We identified adults with CKD stages G3-5 (eGFR <60 ml/min per 1.73 m2 not treated with dialysis) and incident depression diagnosis during 2007-2019 from the Stockholm Creatinine Measurements project. Using the target trial emulation framework, we compared the following treatment strategies: (1) initiating versus not initiating antidepressants, (2) initiating mirtazapine versus selective serotonin reuptake inhibitors (SSRIs), and (3) initiating SSRIs with a lower dose versus a standard dose.

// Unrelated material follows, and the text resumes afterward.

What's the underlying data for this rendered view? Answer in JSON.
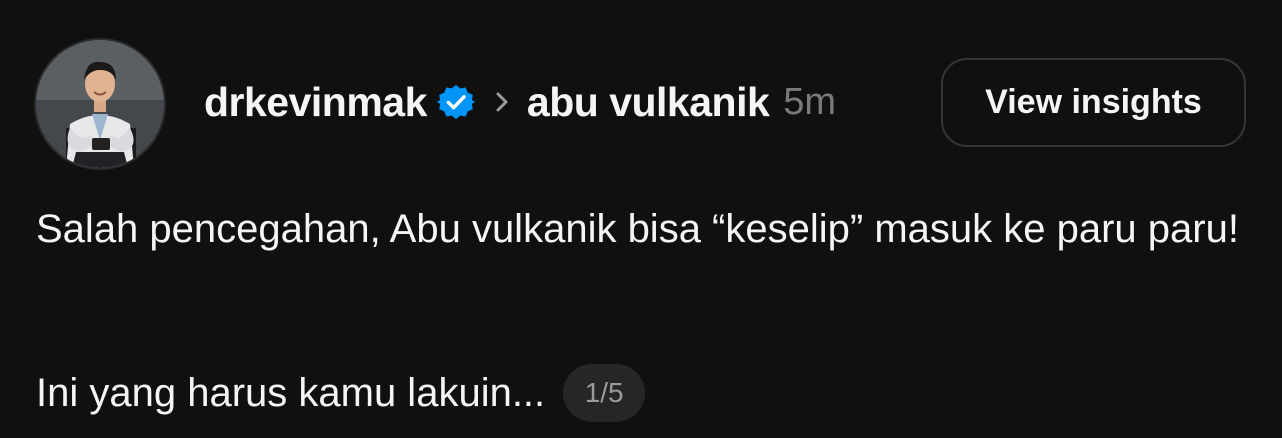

Of 7798 eligible individuals, 5743 (74%) initiated antidepressant treatment. Compared with noninitiation, initiation of antidepressants was associated with higher hazards of short-term outcomes, including hip fracture (hazard ratio [HR], 1.23; 95% confidence interval [CI], 0.88 to 1.74) and upper gastrointestinal bleeding (HR, 1.38; 95% CI, 0.82 to 2.31), although not statistically significant. Initiation of antidepressants was not associated with long-term outcomes, including all-cause mortality, major adverse cardiovascular event, CKD progression, and suicidal behavior. Compared with SSRIs, initiation of mirtazapine was associated with a lower hazard of upper gastrointestinal bleeding (HR, 0.52; 95% CI, 0.29 to 0.96), but a higher hazard of mortality (HR, 1.11; 95% CI, 1.00 to 1.22). Compared with the standard dose, initiation of SSRIs with a lower dose was associated with nonstatistically significantly lower hazards of upper gastrointestinal bleeding (HR, 0.68; 95% CI, 0.35 to 1.34) and CKD progression (HR, 0.80; 95% CI, 0.63 to 1.02), but a higher hazard of cardiac arrest (HR, 2.34; 95% CI, 1.02 to 5.40).

Antidepressant treatment was associated with short-term adverse outcomes but not long-term outcomes in people with CKD and depression.